111 - Freeing Our Thinking from Restrictive Concepts

While the transmission of the past remains ever present, I strive to think and write in keeping with the language of our time. An example is Coventry Cathedral in England. Rather than reconstructing the old cathedral which was destroyed in World War II, a new modern cathedral was built adjacently, with the old very much in view, and somewhat present in the new, coming through the windows.  

For us, while going about our occupations, the Sufis are here, through the windows of our souls. Particularly Pir-o-Murshid Inayat Khan, but also Buddha, and Christ, and Pythagoras, and Mohammed, are ever present, albeit in the perspective of our day and age. How would they speak today?  

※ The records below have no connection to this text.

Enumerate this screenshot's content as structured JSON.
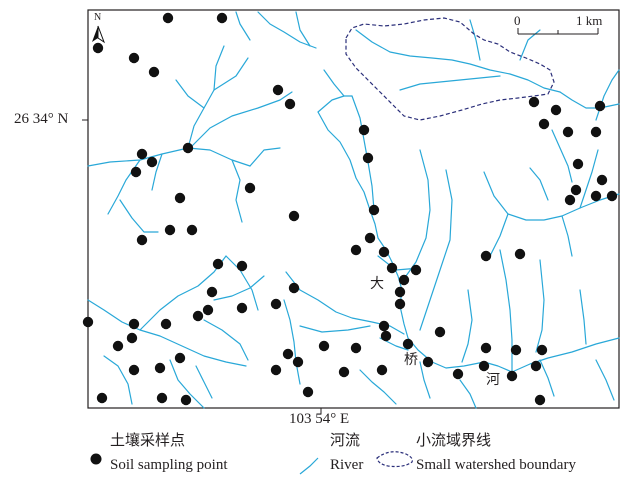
{
  "map": {
    "north_label": "N",
    "scale": {
      "start": "0",
      "end": "1 km"
    },
    "lat_label": "26 34° N",
    "lon_label": "103 54° E",
    "river_name_chars": [
      "大",
      "桥",
      "河"
    ]
  },
  "legend": {
    "soil_point": {
      "cn": "土壤采样点",
      "en": "Soil sampling point"
    },
    "river": {
      "cn": "河流",
      "en": "River"
    },
    "watershed": {
      "cn": "小流域界线",
      "en": "Small watershed boundary"
    }
  },
  "colors": {
    "river": "#29a8d8",
    "point": "#111111",
    "boundary": "#2b2f7a",
    "frame": "#231f20"
  },
  "icons": [
    "north-arrow-icon",
    "scale-bar-icon",
    "point-symbol-icon",
    "river-symbol-icon",
    "boundary-symbol-icon"
  ]
}
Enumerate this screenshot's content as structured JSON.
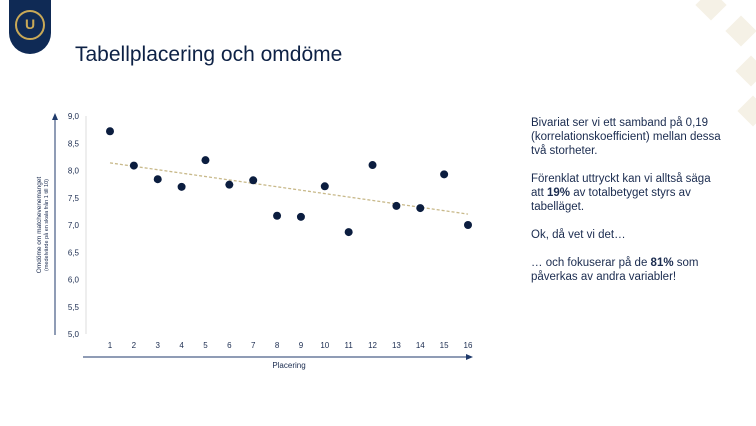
{
  "slide": {
    "title": "Tabellplacering och omdöme",
    "logo_text": "U"
  },
  "side_text": [
    {
      "parts": [
        "Bivariat ser vi ett samband på 0,19 (korrelationskoefficient) mellan dessa två storheter."
      ]
    },
    {
      "parts": [
        "Förenklat uttryckt kan vi alltså säga att ",
        "19%",
        " av totalbetyget styrs av tabelläget."
      ]
    },
    {
      "parts": [
        "Ok, då vet vi det…"
      ]
    },
    {
      "parts": [
        "… och fokuserar på de ",
        "81%",
        " som påverkas av andra variabler!"
      ]
    }
  ],
  "chart_data": {
    "type": "scatter",
    "title": "",
    "xlabel": "Placering",
    "ylabel": "Omdöme om matchevenemanget",
    "ylabel_sub": "(medelvärde på en skala från 1 till 10)",
    "x": [
      1,
      2,
      3,
      4,
      5,
      6,
      7,
      8,
      9,
      10,
      11,
      12,
      13,
      14,
      15,
      16
    ],
    "y": [
      8.72,
      8.09,
      7.84,
      7.7,
      8.19,
      7.74,
      7.82,
      7.17,
      7.15,
      7.71,
      6.87,
      8.1,
      7.35,
      7.31,
      7.93,
      7.0
    ],
    "ylim": [
      5.0,
      9.0
    ],
    "yticks": [
      "5,0",
      "5,5",
      "6,0",
      "6,5",
      "7,0",
      "7,5",
      "8,0",
      "8,5",
      "9,0"
    ],
    "xticks": [
      "1",
      "2",
      "3",
      "4",
      "5",
      "6",
      "7",
      "8",
      "9",
      "10",
      "11",
      "12",
      "13",
      "14",
      "15",
      "16"
    ],
    "trendline": {
      "x": [
        1,
        16
      ],
      "y": [
        8.14,
        7.2
      ]
    },
    "colors": {
      "point": "#0b1d3f",
      "trend": "#c8b98a",
      "axis": "#1f3a6b"
    },
    "grid": false
  }
}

Pir-o-Murshid says we progress as we mature from dependence to self-sufficiency. By independence is meant self-sufficiency: what we can get from our own self we must not look for outside. That is the principal motive of those who are striving for self-attainment, because it is the means of overcoming the sorrows and troubles and woes of this life. One sees a constant striving in the life of the adepts to make themselves independent of outside things as much as possible.  

Upon weaning from dependence upon the mother (or father), a plethora of addictions represent many tenuous, and spurious threads upon which we precariously hang our lives. The downside of the comforts and power we achieve by our technologies is our dependence upon them. This includes, not just circumstances-our plans, which can collapse-but people, all of which can let us down. In our despair, it may include our simplistic concepts of God as 'other,' whom we hold responsible for what we ascribe to our fate. We enrich our psyches, as indeed our bodies, with what we consider as 'outside,' little realizing that we are discovering our own potentials by their affinity or resonance with 'other ourselves.'  

Our commonplace way of thinking refers to an egocentric notion of ourselves-rather like the Ptolemaic view of Planet Earth as being the center of the cosmos. Our inadequate self-image is restricted by our old fashioned concepts of the 'otherness' of God. In contrast, the emergent thinking for the spirituality of the Millennium offers a multi-dimensional, bipolar, even a many-tiered grid in which to orient our thinking and find ourselves. These are not simply perspectives from which the universe (a new name for God) may know Him/Her/Itself, but in the holistic paradigm, we, while being fractions of the Totality, carry the totality within us virtually. We are a circle whose center is everywhere and whose periphery is nowhere. This is achieved by extrapolating between our personal vantage point and the anti-polar vantage point which is traditionally called the divine point of view. Maybe we need to account for several poles: cosmic, internal, and transcendent-beyond our understanding. 

Our inadequate self-image breeds negative thinking which proves self-obstructive and counterproductive. Should we discover ourselves as potentially co-extensive with the universe-traditionally called God-we would learn to rely upon the bountiful possibilities lying in wait within us. This way of thinking and knowing offers us an incomparably richer insight into meaningfulness than if we are confined to one pole while God is considered as 'other,' but it can only prove convincing if we have actualized our thinking into action. 

The consequences of this encompassing view in the realm of our thinking are quite dramatic. Instead of saying: "I think therefore I am", like Descartes, one would have to say: "While I think, I am thought of; while creating, I am inspired; while exulting, I am overwhelmed; while I become, the universe becomes me." This way of thinking is not new, but was articulated in the traditional language. It was coined "significatio passiva" by Martin Luther and was formulated by Ibn 'Arabi as: 

In contemplating Him, He contemplates me. He describes Himself to me through me. He discovers Himself in the same form (my form} in which He discloses Himself to me.  

And by Pir-o-Murshid Inayat Khan: 

The purpose of life is fulfilled by God discovering His perfection in our imperfection.  

This way of thinking, liberated from the constriction of what Pir-o-Murshid calls "the false self", (our inadequate notion of our self) would relieve us of our resentment, because it is our self-image which is victimized by abuse, whereas our immaculate core can never be defiled, nor can we be deprived of the bounty we inherit from the universe, except by our failing to recognize it. There is no way of denigrating the God in us, as us. Our solace lies, then, in downplaying our faulty concept of ourselves as a discrete entity, and recognizing the boundlessness of our real being.   

The soul is a condition of God; a condition which makes the only Being limited for a time. How is higher consciousness attained? By closing our eyes to our limited self and opening our heart to the God who is all perfection within and without, visible audible, perceptible, yet beyond man's comprehension. True exaltation of the spirit resides in the fact that it has come on earth and has realized there its spiritual existence.

Pir-o-Murshid Inayat Khan

Besides, denigrating ourselves-for which we sometimes pride ourselves-can affect our body, while positive thinking can cure miraculously.